Hello, je doit faire un travail sur le Cerbère au cours d'histoire. Je doit parler d'Orphée et évidemment du Cerbère. Vous pouvez me donner des choses à ajouter mais juste sur ça; ne vous éloignez pas avec Thésée, Hercule, etc
Le Cerbère possède une généalogie assez laide qui ne pouvait donner naissance qu’a un être hideux. En effet, cet animal étrange est né de l’union entre Echidna: un être au corps de serpents et au visage de femme et de Typhon aussi mi-homme, mi- serpent. C’est donc un molosse à trois têtes (représentant le passé, le présent et le futur), couverts de serpents au niveau des échines et, en guise de queue, celle d’un dragon. Ses dents sont noires et injectent un poison jusqu’à la moelle à chaque morsure.

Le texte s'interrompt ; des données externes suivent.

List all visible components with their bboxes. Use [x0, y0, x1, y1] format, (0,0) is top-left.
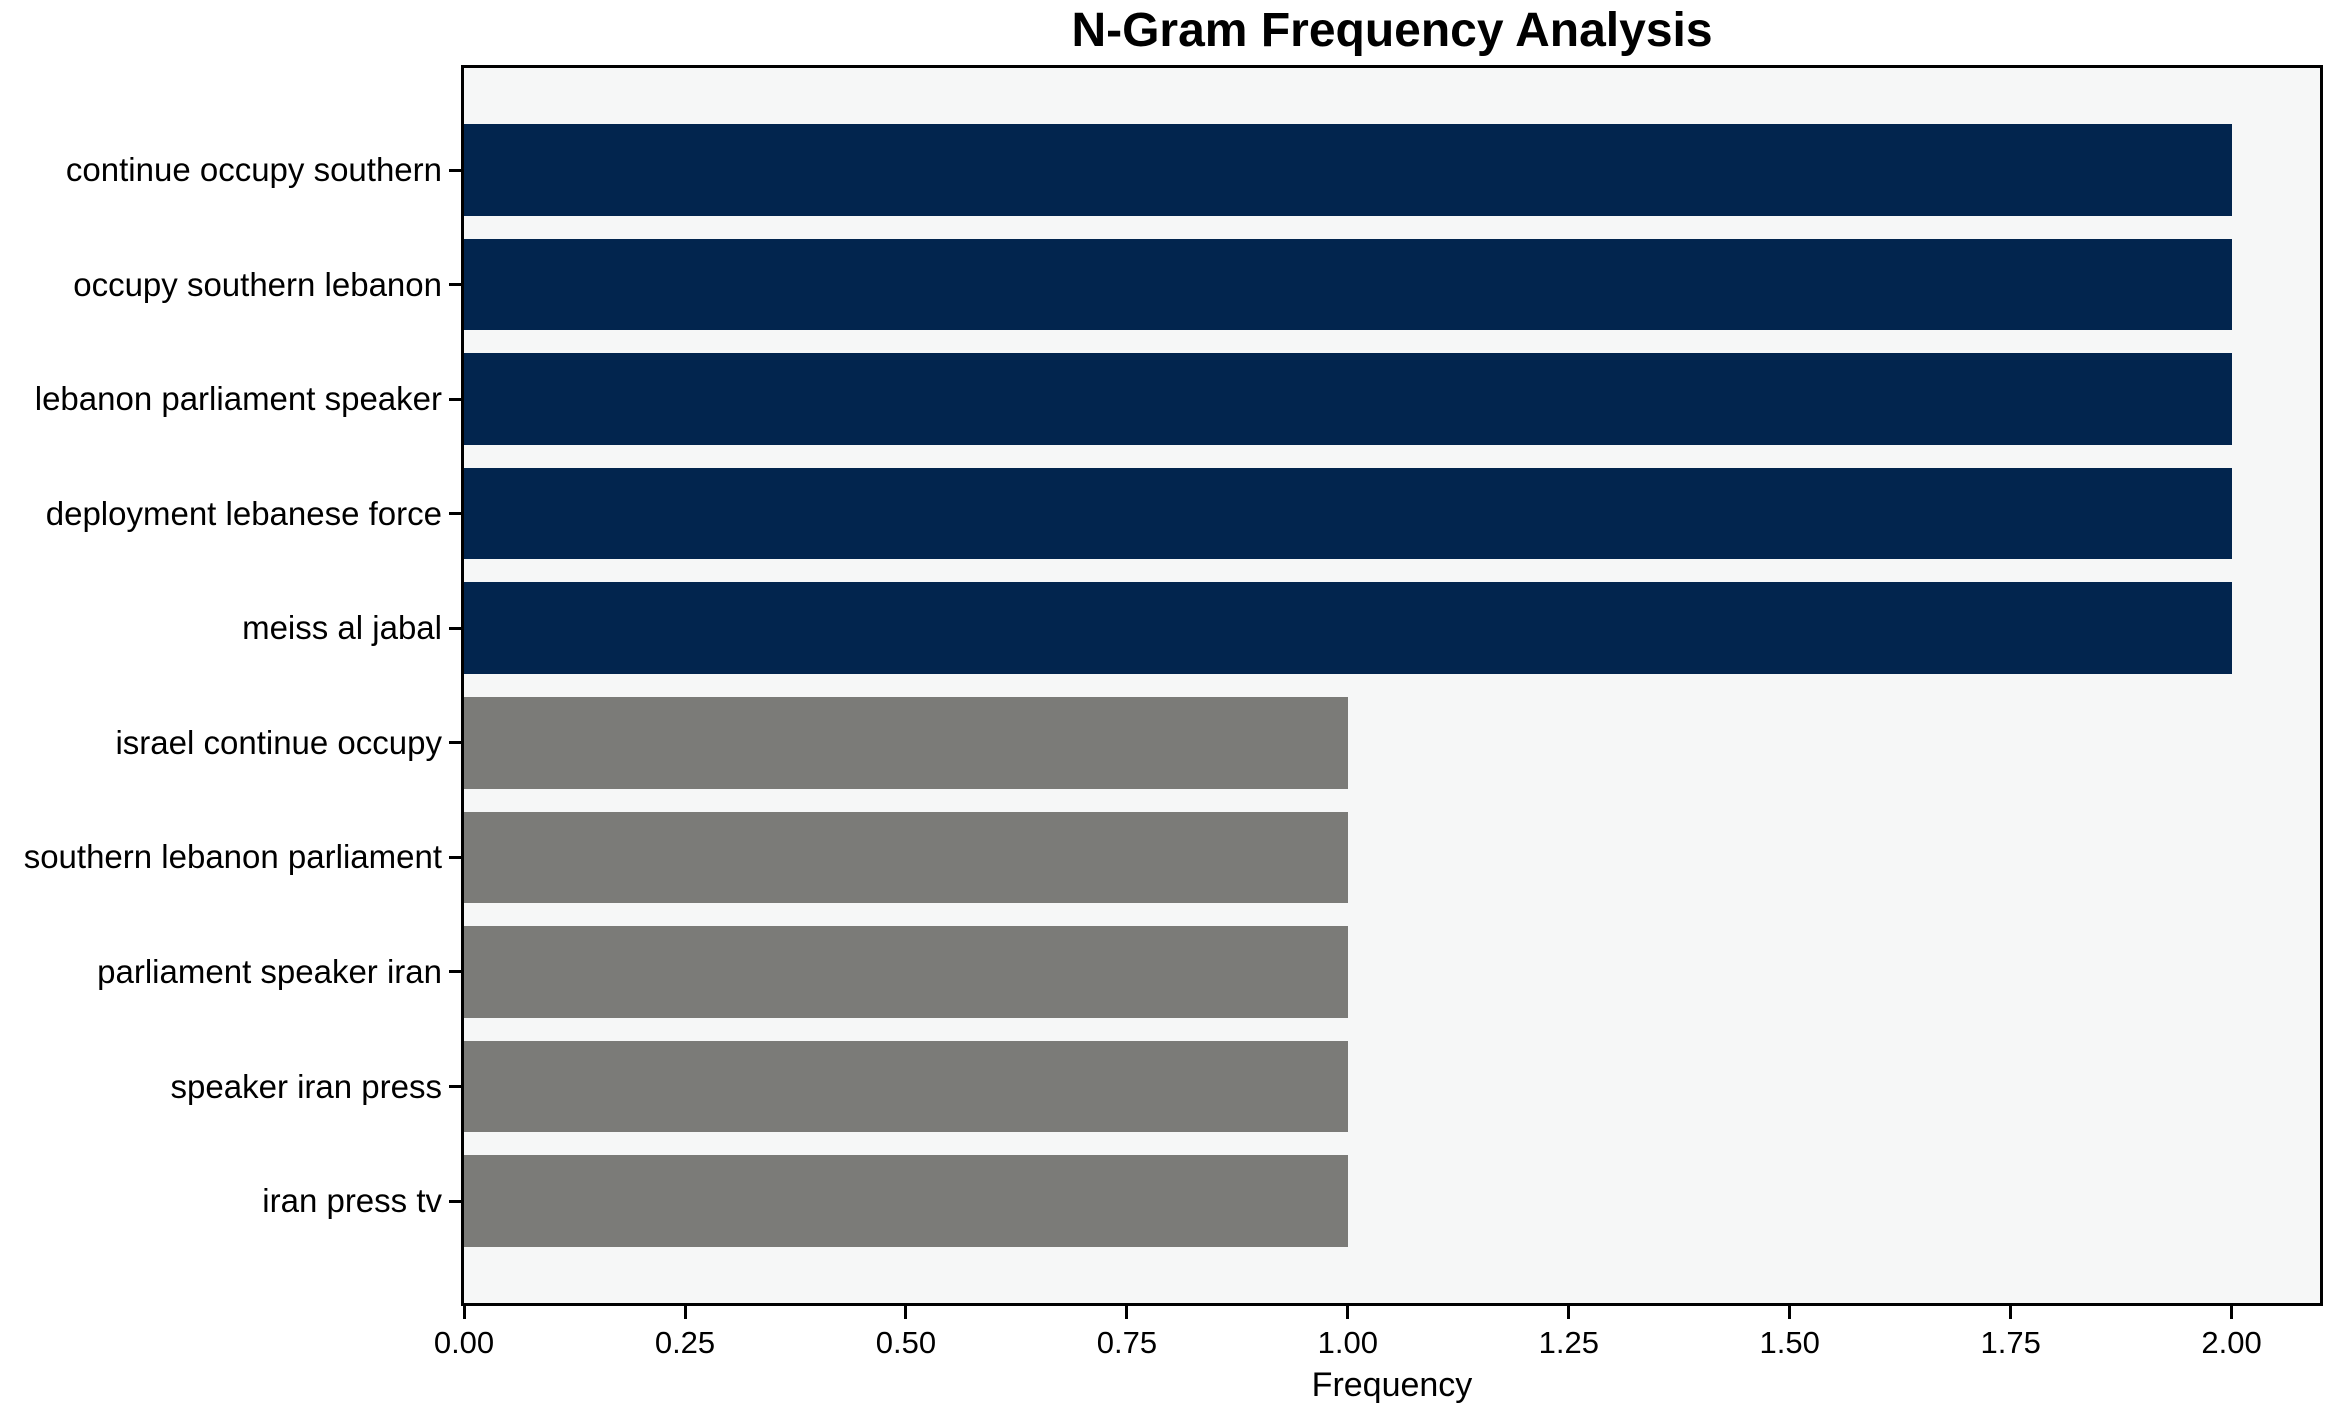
x-tick-mark	[904, 1306, 908, 1319]
bar	[464, 1040, 1348, 1133]
y-tick-label: speaker iran press	[170, 1067, 442, 1105]
x-tick-label: 0.00	[433, 1325, 495, 1360]
y-tick-mark	[449, 855, 461, 859]
y-tick-label: meiss al jabal	[242, 609, 442, 647]
x-tick-label: 1.25	[1538, 1325, 1599, 1360]
y-tick-label: iran press tv	[262, 1182, 442, 1219]
y-tick-mark	[449, 512, 461, 516]
y-tick-label: occupy southern lebanon	[73, 265, 442, 303]
y-tick-label: continue occupy southern	[65, 151, 442, 188]
bar	[464, 353, 2232, 445]
x-tick-label: 1.75	[1980, 1325, 2041, 1360]
y-tick-mark	[449, 970, 461, 974]
y-tick-label: parliament speaker iran	[97, 952, 442, 990]
x-tick-label: 1.00	[1317, 1325, 1378, 1360]
y-tick-mark	[449, 1085, 461, 1088]
bar	[464, 582, 2232, 675]
x-tick-mark	[2009, 1306, 2013, 1319]
y-tick-mark	[449, 397, 461, 401]
y-tick-label: deployment lebanese force	[45, 494, 442, 532]
x-tick-label: 0.25	[654, 1325, 716, 1360]
y-tick-mark	[449, 283, 461, 286]
x-tick-label: 0.75	[1096, 1325, 1158, 1360]
x-tick-mark	[1788, 1306, 1792, 1319]
bar	[464, 467, 2232, 560]
y-tick-label: southern lebanon parliament	[23, 838, 442, 876]
y-tick-mark	[449, 741, 461, 745]
bar	[464, 238, 2232, 331]
y-tick-label: lebanon parliament speaker	[34, 380, 442, 418]
x-tick-mark	[2230, 1306, 2234, 1319]
y-tick-mark	[449, 1199, 461, 1203]
plot-area	[461, 65, 2323, 1306]
x-tick-label: 2.00	[2201, 1325, 2262, 1360]
bar	[464, 697, 1348, 789]
x-tick-mark	[1125, 1306, 1129, 1319]
y-tick-label: israel continue occupy	[115, 723, 442, 761]
x-tick-label: 0.50	[875, 1325, 937, 1360]
x-tick-label: 1.50	[1759, 1325, 1820, 1360]
chart-title: N-Gram Frequency Analysis	[1071, 4, 1713, 57]
bar	[464, 926, 1348, 1018]
x-tick-mark	[462, 1306, 466, 1319]
bar	[464, 1155, 1348, 1247]
x-axis-label: Frequency	[1311, 1366, 1473, 1404]
y-tick-mark	[449, 168, 461, 172]
bar	[464, 811, 1348, 904]
bar	[464, 124, 2232, 216]
y-tick-mark	[449, 626, 461, 630]
x-tick-mark	[1346, 1306, 1350, 1319]
x-tick-mark	[683, 1306, 687, 1319]
x-tick-mark	[1567, 1306, 1571, 1319]
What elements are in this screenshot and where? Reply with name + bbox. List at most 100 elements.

C’est l’attribut d’Hadès mais aussi son « bras droit », il surveille l’entrée des Enfers empêchant les âmes de sortir et les vivants de rentrer. Mais derrière ses apparences d’indomptable se cache en fait un animal sensible et plusieurs personnages de la mythologie parvinrent à le déjouer. C’est ce qu’a fait Orphée.
Orphée perdu sa femme, Eurydice, d’une morsure de vipère au pied peu après son mariage, voyant sa vie s’écrouler ; il décide d’aller la libérer des Enfers. Mais un problème majeur se pose. Comment peut-il déjouer le Cerbère? Il va donc le charmer avec sa lire et le monstre le laissa donc entrer dans le royaume de morts. Il put récupérer sa belle sous la condition de ne pas se retourner ni de la regarder tant qu’elle n’était pas sortie des Enfers. Lorsqu’Orphée mit les pieds hors du royaume des morts il se retourna pour admirer sa dulcinée mais celle-ci n’était pas encore sortie et disparu à jamais. Orphée se montra par la suite inconsolable. De nombreuses traditions circulent sur sa mort mais la plus classique est que les Ménade furent si désespérées de le voir dans cet état et le déchiquetèrent. On raconte que sa tête continue à chanter dans sa tombe.
Il échoua aussi face à Héraclès (Hercule) mais ça, c’est une autre histoire.
Depuis cette défaite, il règne toujours devant les Enfers.